Are you going through foreclosure of your property? You might be getting many suggestions and advices such as short sale is better than foreclosure or you should try short pay rather than foreclosure. However, what is the real difference between a short sale and a short pay. Short sale can be defined as situation where lender is ready to give you discount to the existing mortgage(s) and further sell to an investor for a hard cash transaction. Lender can also sell it to the end buyer who does financing. Lender will finance a buyer only in the case of he/she has excellent credit scores and can qualify for another loan with an impression that the buyer will live in the house. Otherwise lenders don’t consider buyer to finance the property.
If lender agrees to short sale, a strict policy gets followed according to which a homeowner might not receive ant proceeds from the sale of property. In case of short, procedure will be quite similar. Lender will discount the mortgage same as that of short sale however, the difference lies in the fact that lender would be still interested in selling the property back to the homeowner. There is no gesture of sympathy or empathy in case of short pay from lender’s side. It is completely based on financial manipulation. The lender believes it is in their best interest to get rid of the property and they will be receiving the same amount in the final analysis.
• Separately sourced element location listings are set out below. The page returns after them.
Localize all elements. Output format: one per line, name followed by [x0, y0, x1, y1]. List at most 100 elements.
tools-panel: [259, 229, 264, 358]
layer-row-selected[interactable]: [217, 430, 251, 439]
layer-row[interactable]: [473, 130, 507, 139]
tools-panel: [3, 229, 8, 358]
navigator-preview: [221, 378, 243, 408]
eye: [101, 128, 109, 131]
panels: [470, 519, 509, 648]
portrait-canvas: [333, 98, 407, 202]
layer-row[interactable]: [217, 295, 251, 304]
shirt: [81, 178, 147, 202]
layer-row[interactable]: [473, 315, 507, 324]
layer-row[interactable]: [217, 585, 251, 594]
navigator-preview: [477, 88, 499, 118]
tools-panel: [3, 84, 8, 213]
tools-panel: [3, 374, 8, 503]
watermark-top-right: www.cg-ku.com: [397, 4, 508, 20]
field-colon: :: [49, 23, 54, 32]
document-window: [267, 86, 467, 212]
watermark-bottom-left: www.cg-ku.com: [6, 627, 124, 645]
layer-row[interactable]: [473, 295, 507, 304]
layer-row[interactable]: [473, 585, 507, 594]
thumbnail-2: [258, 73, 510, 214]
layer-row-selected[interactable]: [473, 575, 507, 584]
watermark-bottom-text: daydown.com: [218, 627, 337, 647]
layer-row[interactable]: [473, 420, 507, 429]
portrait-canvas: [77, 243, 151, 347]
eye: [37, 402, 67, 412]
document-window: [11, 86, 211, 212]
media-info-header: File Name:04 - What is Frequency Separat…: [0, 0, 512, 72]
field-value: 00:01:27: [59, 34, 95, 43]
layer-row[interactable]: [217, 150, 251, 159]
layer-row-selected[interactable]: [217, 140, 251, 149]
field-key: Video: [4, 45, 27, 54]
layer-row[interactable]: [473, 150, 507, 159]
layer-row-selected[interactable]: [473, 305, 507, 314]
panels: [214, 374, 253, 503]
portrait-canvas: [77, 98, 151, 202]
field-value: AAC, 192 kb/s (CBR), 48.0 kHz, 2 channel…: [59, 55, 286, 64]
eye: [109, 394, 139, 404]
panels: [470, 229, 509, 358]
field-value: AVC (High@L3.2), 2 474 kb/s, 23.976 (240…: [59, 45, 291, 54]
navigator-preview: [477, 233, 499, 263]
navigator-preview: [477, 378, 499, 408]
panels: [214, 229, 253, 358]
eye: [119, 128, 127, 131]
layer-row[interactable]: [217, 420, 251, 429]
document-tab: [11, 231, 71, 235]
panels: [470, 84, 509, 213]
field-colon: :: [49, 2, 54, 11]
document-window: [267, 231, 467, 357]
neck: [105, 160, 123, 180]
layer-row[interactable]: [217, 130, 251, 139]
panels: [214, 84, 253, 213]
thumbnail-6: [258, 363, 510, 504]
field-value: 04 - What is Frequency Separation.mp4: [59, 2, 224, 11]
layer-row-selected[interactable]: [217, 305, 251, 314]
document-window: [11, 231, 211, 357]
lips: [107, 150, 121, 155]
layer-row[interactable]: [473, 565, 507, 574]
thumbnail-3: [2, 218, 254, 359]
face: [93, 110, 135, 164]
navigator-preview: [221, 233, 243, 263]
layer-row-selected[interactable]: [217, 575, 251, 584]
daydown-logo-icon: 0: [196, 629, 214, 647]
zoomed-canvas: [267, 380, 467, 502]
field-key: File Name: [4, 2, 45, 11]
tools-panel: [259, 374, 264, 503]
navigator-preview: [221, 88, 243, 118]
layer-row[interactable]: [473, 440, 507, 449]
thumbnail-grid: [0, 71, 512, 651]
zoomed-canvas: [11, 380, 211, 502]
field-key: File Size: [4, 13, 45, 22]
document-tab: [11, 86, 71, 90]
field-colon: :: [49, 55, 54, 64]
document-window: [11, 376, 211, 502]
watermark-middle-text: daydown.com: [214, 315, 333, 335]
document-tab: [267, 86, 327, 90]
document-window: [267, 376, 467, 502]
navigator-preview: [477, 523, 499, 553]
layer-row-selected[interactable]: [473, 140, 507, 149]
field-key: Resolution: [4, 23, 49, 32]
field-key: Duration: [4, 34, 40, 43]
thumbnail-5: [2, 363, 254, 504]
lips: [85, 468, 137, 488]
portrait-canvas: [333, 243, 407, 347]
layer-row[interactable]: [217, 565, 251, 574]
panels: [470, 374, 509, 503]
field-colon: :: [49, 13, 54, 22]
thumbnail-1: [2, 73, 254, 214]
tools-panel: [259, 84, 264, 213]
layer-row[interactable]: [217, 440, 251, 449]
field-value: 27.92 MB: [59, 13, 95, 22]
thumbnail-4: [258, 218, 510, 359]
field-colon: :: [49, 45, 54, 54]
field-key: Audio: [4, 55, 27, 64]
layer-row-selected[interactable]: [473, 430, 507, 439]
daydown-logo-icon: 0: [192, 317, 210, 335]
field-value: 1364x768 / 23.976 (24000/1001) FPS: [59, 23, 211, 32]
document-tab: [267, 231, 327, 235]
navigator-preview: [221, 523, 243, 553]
For instance, lender sells the home back to the current owner. In case, there are liens on the property. They could IRS or Tax liens. If the liens or judgments won’t be extinguished at the foreclosure auction then lender would need to assume these liens on order to sell the home. However, if lender sells home back to the current owner, homeowner will need to face the issues with extinguishing these lines. This allows lender to make more money even with taking a discount on the mortgage. Now you must be wondering, from where homeowner is going to get the money to buy the home again? The lender doesn’t have an issue or concern with homeowner’s finances. He/she can arrange finances by lending it from a relative, another lender or can look out for an investor to buy the mortgage. The new mortgage amount would be around 80% or less than the old mortgage amount which is an instant equity to the property owner. This is because he is still on the deed. Biggest advantage of the short pay is that the owner of the property retains possession and title and majority of homeowners wish to retain this.